No Is Forever ...

No Is Forever

Social media makes growing an audience a lot easier than older methods. It carries a heavy downside risk that a lot of people don't seem to be aware of. To explain it, I need to establish some basic definitions.

Social media is niche media. It's conversational. Structurally, it's the antithesis of mass media, of broadcast.

Communications theory talks of "push" and "pull."
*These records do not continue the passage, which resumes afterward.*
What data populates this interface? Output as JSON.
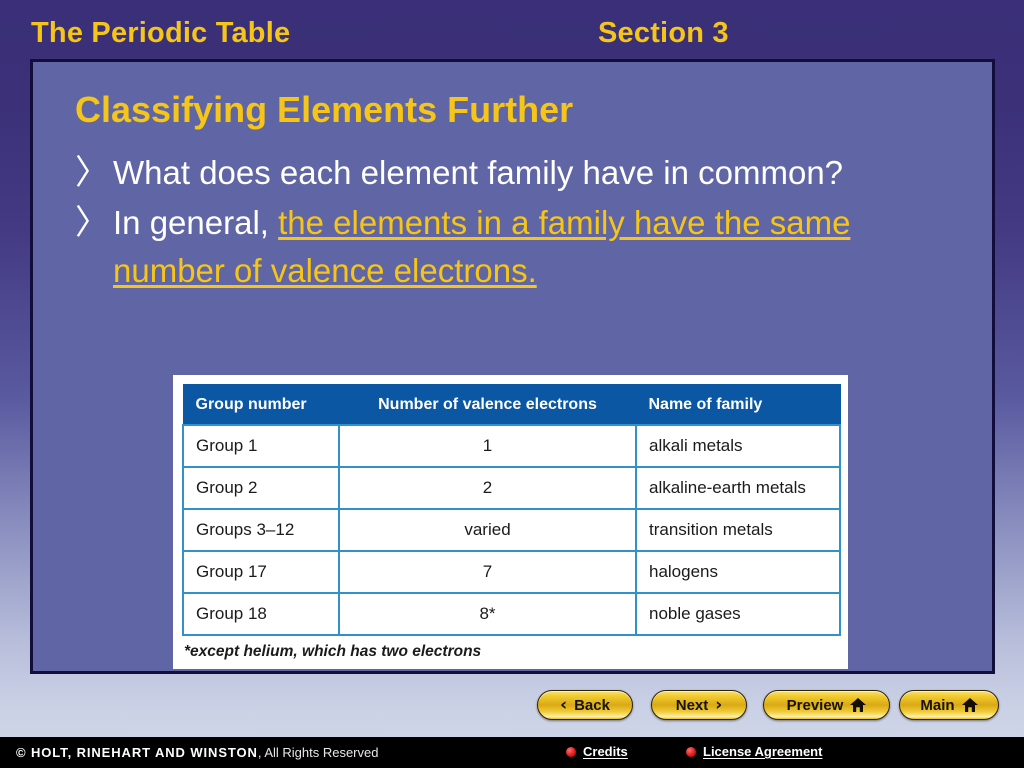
{
  "header": {
    "title": "The Periodic Table",
    "section": "Section 3"
  },
  "slide": {
    "title": "Classifying Elements Further",
    "bullet_marker": "〉",
    "bullets": [
      {
        "plain": "What does each element family have in common?",
        "emphasis": ""
      },
      {
        "plain": "In general, ",
        "emphasis": "the elements in a family have the same number of valence electrons."
      }
    ]
  },
  "table": {
    "headers": [
      "Group number",
      "Number of valence electrons",
      "Name of family"
    ],
    "rows": [
      [
        "Group 1",
        "1",
        "alkali metals"
      ],
      [
        "Group 2",
        "2",
        "alkaline-earth metals"
      ],
      [
        "Groups 3–12",
        "varied",
        "transition metals"
      ],
      [
        "Group 17",
        "7",
        "halogens"
      ],
      [
        "Group 18",
        "8*",
        "noble gases"
      ]
    ],
    "footnote": "*except helium, which has two electrons"
  },
  "nav": {
    "back": "Back",
    "next": "Next",
    "preview": "Preview",
    "main": "Main",
    "back_chevron": "‹",
    "next_chevron": "›"
  },
  "footer": {
    "copyright_strong": "© HOLT, RINEHART AND WINSTON",
    "copyright_rest": ", All Rights Reserved",
    "credits": "Credits",
    "license": "License Agreement"
  },
  "colors": {
    "accent_gold": "#f5c518",
    "panel": "#6065a6",
    "panel_border": "#120d3a",
    "table_header": "#0b57a4",
    "table_grid": "#3191c9",
    "footer_bg": "#000000",
    "link_dot": "#e01b1b"
  }
}
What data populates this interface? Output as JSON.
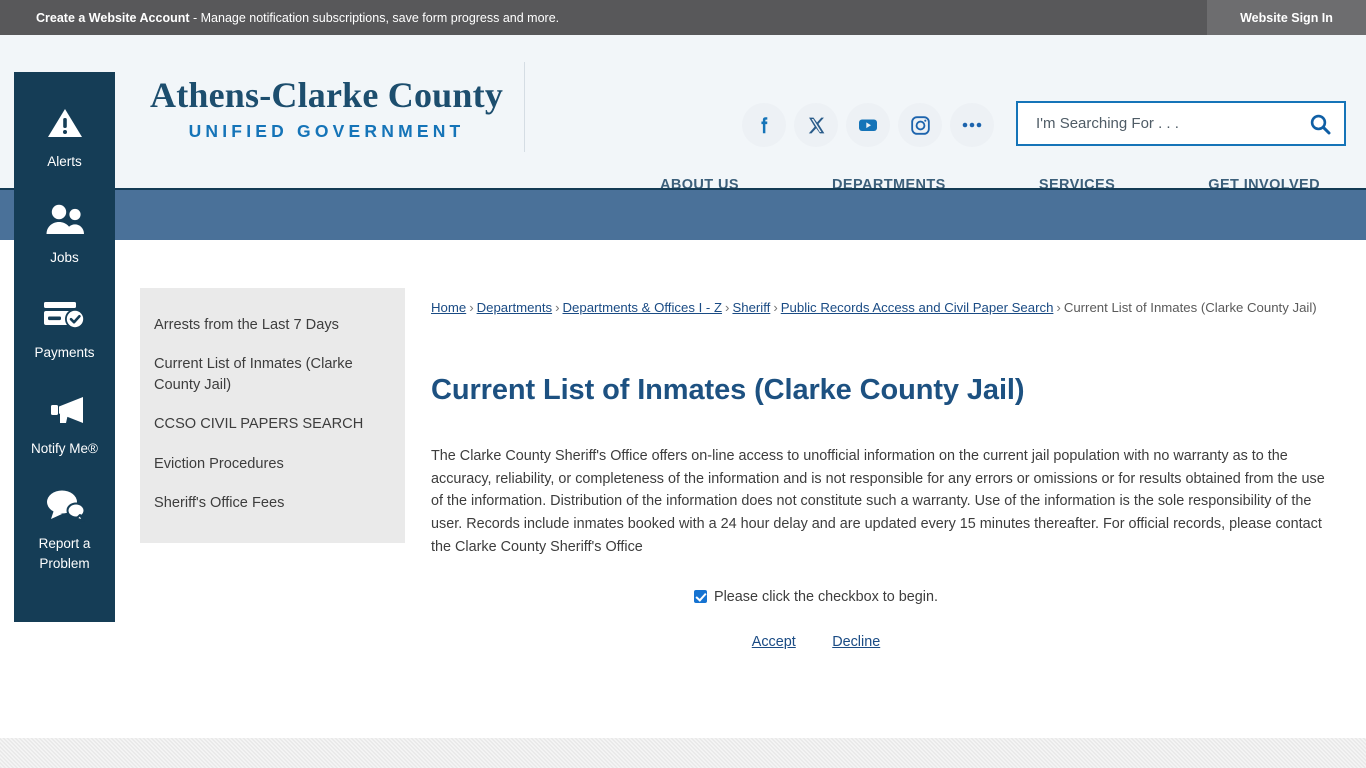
{
  "topbar": {
    "account_strong": "Create a Website Account",
    "account_rest": " - Manage notification subscriptions, save form progress and more.",
    "signin_label": "Website Sign In"
  },
  "header": {
    "logo_line1": "Athens-Clarke County",
    "logo_line2": "UNIFIED GOVERNMENT",
    "social": [
      {
        "name": "facebook",
        "label": "Facebook"
      },
      {
        "name": "x-twitter",
        "label": "X"
      },
      {
        "name": "youtube",
        "label": "YouTube"
      },
      {
        "name": "instagram",
        "label": "Instagram"
      },
      {
        "name": "more",
        "label": "More"
      }
    ],
    "search": {
      "placeholder": "I'm Searching For . . .",
      "value": "",
      "button_label": "Search"
    },
    "nav": [
      {
        "label": "About Us"
      },
      {
        "label": "Departments"
      },
      {
        "label": "Services"
      },
      {
        "label": "Get Involved"
      }
    ]
  },
  "rail": {
    "items": [
      {
        "icon": "alert-triangle-icon",
        "label": "Alerts"
      },
      {
        "icon": "people-icon",
        "label": "Jobs"
      },
      {
        "icon": "credit-card-check-icon",
        "label": "Payments"
      },
      {
        "icon": "megaphone-icon",
        "label": "Notify Me®"
      },
      {
        "icon": "speech-bubbles-icon",
        "label": "Report a Problem"
      }
    ]
  },
  "content_sidebar": {
    "links": [
      {
        "label": "Arrests from the Last 7 Days"
      },
      {
        "label": "Current List of Inmates (Clarke County Jail)"
      },
      {
        "label": "CCSO CIVIL PAPERS SEARCH"
      },
      {
        "label": "Eviction Procedures"
      },
      {
        "label": "Sheriff's Office Fees"
      }
    ]
  },
  "main": {
    "breadcrumb": {
      "links": [
        {
          "label": "Home"
        },
        {
          "label": "Departments"
        },
        {
          "label": "Departments & Offices I - Z"
        },
        {
          "label": "Sheriff"
        },
        {
          "label": "Public Records Access and Civil Paper Search"
        }
      ],
      "current": "Current List of Inmates (Clarke County Jail)",
      "separator": "›"
    },
    "title": "Current List of Inmates (Clarke County Jail)",
    "paragraph": "The Clarke County Sheriff's Office offers on-line access to unofficial information on the current jail population with no warranty as to the accuracy, reliability, or completeness of the information and is not responsible for any errors or omissions or for results obtained from the use of the information. Distribution of the information does not constitute such a warranty. Use of the information is the sole responsibility of the user. Records include inmates booked with a 24 hour delay and are updated every 15 minutes thereafter. For official records, please contact the Clarke County Sheriff's Office",
    "consent_label": "Please click the checkbox to begin.",
    "consent_checked": true,
    "accept_label": "Accept",
    "decline_label": "Decline"
  },
  "colors": {
    "brand_navy": "#153d56",
    "brand_blue": "#1574b8",
    "band_blue": "#4a7199",
    "link_blue": "#1a4b84",
    "topbar_gray": "#58585a"
  }
}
Push is broadcast. Push is advertising. Push is why fast-forward is disabled in On Demand programming. Push is "show it to them even if they don't want to see it." Push is the spam in your inbox that your filters can't screen out. Push succeeds when only a miniscule percentage of the people who see the message respond to it positively. Negative responses are irrelevant.

Pull is not.

It's you choosing, white listing, and black listing content based on what you want to see, read, hear. Social media is pull. All social media - Twitter, FB, Instagram, your blog - is pull. Ads aren't effective, because ads are push. The promise of a few million people broken down by the seventeen circles of Hell demographics fails because social media - all social media - is pull. I only see the messages I want to see there. I only see the people I want to see. Pull succeeds when a large percentage of the people who see the message respond to it positively.

Negative responses are fatal.

That structural reality controls how you reach potential readers, potential customers.

Think of that hypothetical reader out there in the aether. They’re looking for something fun, something interesting, something engaging. They find you instead.

It could happen. Maybe you made a witty comment on somebody's Instagram image. Maybe you inadvertently made an interesting tweet. Perhaps you are both members of a FB group.

Serendipity rules.

So they follow or like you and your content now appears in their streams. This is the "yes" but yes is conditional. As long as you keep the yes alive, the hypothetical reader will continue to see your messages.

But what if you step over the line? What if you post something stupid or mean? What if you post too many "read my blog" or “buy my book” links? What if you make it a point to ask people to do something for you once a month? Or once a week? Or once a day? What if all you do is ask people to do something for you? Your calls-to-action result in blocks and not conversion.

Then yes becomes no. You get unfriended and unfollowed. Possibly banned.

Once that happens you are plucked from that hypothetical reader's streams and it doesn't matter how good the next post is, how viral the next link might be, the hypothetical reader will never see it. You're not simply ignored. You're shunned.

And once that happens, that hypothetical reader is lost to you. Not just for this week. Not just until the next post.

Lost.

Because yes is conditional, but no is forever.